Victims had suffered over $150 million in damages, Ukrainian police said.
Europol, which was also involved in the action, did not name the ransomware group in question. A Europol press officer said: "If the info is not included in our press release, there’s a(n operational) reason why. Believe me, every word in our PRs is carefully chosen/negotiated!"
"The organised crime group is suspected of having committed a string of targeted attacks against very large industrial groups in Europe and North America from April 2020 onwards.
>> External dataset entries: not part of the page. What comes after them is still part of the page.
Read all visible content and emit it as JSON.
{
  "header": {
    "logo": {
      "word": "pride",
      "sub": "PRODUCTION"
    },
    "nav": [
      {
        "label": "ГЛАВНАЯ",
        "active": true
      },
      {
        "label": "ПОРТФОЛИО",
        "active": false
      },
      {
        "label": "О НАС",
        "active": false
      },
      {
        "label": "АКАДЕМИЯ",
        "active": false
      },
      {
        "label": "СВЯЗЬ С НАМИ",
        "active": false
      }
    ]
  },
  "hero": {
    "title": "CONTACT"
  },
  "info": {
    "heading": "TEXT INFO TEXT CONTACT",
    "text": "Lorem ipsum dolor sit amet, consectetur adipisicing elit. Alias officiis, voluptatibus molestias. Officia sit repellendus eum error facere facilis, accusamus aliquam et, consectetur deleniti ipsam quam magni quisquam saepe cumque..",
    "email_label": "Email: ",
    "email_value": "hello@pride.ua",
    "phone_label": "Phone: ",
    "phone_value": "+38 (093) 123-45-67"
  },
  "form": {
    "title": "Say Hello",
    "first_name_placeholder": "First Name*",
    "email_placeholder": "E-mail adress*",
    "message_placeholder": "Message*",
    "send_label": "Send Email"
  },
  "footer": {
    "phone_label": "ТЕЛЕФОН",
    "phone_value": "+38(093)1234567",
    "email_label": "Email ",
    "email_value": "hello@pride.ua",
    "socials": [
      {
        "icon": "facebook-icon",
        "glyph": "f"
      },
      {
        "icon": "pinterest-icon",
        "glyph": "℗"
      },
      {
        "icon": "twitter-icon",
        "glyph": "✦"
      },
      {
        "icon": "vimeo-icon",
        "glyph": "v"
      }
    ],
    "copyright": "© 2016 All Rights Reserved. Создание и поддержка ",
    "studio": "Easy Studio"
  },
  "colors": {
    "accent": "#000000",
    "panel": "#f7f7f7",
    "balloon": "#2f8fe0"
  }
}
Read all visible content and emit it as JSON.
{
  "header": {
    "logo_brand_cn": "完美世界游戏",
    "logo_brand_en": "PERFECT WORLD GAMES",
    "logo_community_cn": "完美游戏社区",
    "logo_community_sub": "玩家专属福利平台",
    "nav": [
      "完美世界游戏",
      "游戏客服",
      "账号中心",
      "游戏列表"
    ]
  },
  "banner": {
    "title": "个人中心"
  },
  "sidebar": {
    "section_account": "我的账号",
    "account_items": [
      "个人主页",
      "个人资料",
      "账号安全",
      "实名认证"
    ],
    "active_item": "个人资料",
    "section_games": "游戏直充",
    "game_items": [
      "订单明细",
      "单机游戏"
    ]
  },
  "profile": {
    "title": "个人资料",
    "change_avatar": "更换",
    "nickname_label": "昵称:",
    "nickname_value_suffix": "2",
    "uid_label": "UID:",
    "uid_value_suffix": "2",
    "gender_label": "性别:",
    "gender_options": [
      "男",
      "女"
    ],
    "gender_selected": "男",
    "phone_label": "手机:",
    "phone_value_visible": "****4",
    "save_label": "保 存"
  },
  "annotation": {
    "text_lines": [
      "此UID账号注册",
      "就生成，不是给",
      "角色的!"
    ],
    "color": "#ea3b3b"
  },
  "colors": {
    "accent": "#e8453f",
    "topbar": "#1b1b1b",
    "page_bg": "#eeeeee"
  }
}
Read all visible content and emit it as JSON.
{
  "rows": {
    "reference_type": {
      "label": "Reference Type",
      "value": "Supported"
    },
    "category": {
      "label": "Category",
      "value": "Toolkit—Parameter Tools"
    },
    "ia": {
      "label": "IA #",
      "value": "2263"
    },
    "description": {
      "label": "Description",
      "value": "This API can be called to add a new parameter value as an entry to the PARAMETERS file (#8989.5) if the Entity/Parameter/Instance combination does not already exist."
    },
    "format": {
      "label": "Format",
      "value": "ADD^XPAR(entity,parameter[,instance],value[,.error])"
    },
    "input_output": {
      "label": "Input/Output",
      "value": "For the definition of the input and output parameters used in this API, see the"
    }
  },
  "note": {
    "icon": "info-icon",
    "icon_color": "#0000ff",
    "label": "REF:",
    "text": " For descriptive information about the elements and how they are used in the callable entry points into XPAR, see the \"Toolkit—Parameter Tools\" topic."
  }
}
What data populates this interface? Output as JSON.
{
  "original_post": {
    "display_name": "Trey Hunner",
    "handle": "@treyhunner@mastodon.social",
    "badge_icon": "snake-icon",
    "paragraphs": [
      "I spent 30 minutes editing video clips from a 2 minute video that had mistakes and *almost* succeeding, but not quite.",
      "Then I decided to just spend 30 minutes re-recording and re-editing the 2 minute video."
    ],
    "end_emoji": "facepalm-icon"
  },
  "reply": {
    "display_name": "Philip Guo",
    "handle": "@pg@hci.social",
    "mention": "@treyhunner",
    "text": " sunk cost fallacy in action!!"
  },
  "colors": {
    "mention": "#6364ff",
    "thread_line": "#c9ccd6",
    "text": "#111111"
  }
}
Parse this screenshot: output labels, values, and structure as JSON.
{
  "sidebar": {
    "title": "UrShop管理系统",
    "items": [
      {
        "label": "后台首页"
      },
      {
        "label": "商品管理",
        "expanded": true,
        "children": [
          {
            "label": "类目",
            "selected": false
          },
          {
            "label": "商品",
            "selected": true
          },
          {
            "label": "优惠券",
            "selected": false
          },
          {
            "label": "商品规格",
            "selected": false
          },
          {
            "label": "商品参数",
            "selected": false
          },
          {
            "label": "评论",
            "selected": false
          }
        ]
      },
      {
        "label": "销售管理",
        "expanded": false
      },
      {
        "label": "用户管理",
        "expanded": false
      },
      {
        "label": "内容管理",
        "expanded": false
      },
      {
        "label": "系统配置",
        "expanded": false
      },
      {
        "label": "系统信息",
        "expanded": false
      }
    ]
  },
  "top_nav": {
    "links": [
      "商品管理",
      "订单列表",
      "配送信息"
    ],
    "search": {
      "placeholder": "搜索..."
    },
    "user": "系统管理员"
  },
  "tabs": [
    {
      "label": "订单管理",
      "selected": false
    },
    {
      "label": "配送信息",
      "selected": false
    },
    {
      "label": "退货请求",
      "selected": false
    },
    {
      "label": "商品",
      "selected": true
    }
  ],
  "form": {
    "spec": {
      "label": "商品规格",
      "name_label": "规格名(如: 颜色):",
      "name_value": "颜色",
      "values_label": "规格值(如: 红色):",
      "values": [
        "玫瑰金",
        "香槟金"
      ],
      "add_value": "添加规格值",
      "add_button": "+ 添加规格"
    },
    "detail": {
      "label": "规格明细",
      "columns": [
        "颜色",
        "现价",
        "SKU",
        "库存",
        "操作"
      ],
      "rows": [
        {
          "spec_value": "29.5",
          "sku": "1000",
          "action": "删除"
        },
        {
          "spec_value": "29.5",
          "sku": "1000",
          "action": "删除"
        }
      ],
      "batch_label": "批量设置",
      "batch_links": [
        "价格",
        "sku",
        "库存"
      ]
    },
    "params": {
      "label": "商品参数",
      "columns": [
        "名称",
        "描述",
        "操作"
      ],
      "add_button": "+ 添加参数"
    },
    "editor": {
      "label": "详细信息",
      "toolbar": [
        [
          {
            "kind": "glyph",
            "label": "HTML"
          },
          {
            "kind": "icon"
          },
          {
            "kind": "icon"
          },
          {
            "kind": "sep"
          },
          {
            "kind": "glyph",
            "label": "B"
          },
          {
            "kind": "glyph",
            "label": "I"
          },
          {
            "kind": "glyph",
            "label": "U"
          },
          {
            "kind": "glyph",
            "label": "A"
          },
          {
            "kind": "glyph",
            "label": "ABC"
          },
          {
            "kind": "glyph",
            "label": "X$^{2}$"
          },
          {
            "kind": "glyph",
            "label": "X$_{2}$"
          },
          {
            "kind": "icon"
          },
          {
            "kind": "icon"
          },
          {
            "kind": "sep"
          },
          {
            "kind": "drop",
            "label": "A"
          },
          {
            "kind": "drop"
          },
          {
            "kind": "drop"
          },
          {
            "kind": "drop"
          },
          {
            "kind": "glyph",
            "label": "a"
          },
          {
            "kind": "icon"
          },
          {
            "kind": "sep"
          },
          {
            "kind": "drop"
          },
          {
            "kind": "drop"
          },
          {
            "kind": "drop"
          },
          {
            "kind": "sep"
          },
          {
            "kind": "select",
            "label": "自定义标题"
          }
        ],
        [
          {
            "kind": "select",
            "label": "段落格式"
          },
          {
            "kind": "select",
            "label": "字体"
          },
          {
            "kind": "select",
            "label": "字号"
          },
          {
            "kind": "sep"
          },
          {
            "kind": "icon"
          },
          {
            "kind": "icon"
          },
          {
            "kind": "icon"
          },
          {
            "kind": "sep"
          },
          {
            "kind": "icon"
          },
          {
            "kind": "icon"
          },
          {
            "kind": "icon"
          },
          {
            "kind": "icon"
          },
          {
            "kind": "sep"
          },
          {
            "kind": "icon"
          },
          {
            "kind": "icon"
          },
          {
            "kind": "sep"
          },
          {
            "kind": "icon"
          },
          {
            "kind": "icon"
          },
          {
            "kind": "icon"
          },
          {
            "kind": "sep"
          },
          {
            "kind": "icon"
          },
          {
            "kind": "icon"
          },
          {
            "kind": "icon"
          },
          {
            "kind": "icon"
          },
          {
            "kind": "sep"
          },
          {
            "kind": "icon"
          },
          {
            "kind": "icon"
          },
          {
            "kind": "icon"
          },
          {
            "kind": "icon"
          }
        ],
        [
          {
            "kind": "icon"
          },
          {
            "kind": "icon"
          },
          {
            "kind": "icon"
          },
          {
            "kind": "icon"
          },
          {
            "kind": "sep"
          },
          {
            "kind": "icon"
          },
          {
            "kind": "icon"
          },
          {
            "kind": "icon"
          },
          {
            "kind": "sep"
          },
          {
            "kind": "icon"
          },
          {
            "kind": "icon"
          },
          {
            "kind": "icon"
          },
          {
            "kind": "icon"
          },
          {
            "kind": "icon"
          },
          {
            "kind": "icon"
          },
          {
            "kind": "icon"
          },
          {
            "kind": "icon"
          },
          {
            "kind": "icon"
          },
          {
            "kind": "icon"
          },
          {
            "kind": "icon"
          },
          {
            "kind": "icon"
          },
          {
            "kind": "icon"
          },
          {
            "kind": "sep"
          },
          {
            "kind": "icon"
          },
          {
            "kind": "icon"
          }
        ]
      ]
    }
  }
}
The criminals would deploy malware and steal sensitive data from these companies, before encrypting their files" Europol said.
A video from the National Police of Ukraine shows armed officers knocking politely at the door of the building in question, before being buzzed in. Once inside, they seized $375 000 in cash, two luxury vehicles worth €217,000, and froze cryptocurrency assets worth $1.3 million; likely a fraction of the two's earnings.
The raid, which also involved Interpol and EUROPOL, comes four months after Ukrainian, South Korean, and US law enforcement authorities said that they had arrested the cybercriminals behind the Clop ransomware attacks on the University of California and scores of other US and South Korean companies; arresting six.
The ransomware world is a notoriously fluid one and something of a many-headed hydra; coordinated actions like this can yield important intelligence for law enforcement agencies however. Ransomware generated $350 million in 2020, according to Chainalysis, a 311% increase over the previous year.
On Tuesday, September 21, meanwhile, the US Department of the Treasury’s Office of Foreign Assets Control (OFAC) released a new advisory [pdf] on the sanctions risks associated with facilitating ransomware payments.
While not explicitly criminalising ransom payments, it did emphasise that it "may impose civil penalties for sanctions violations based on strict liability, meaning that a person subject to U.S. jurisdiction may be held civilly liable even if such person did not know or have reason to know that it was engaging in a transaction that was prohibited under sanctions laws and regulations", pointing to a string of recent indictments against cybercriminals and associated sanctions against them.
"Meaningful steps taken to reduce the risk of extortion by a sanctioned actor through adopting or improving cybersecurity practices, such as those highlighted in the Cybersecurity and Infrastructure Security Agency’s (CISA) September 2020 Ransomware Guide, will be considered a significant mitigating factor in any... enforcement response," it added.
"Such steps could include maintaining offline backups of data, developing incident response plans, instituting cybersecurity training, regularly updating antivirus and anti-malware software, and employin authentication protocols, among others."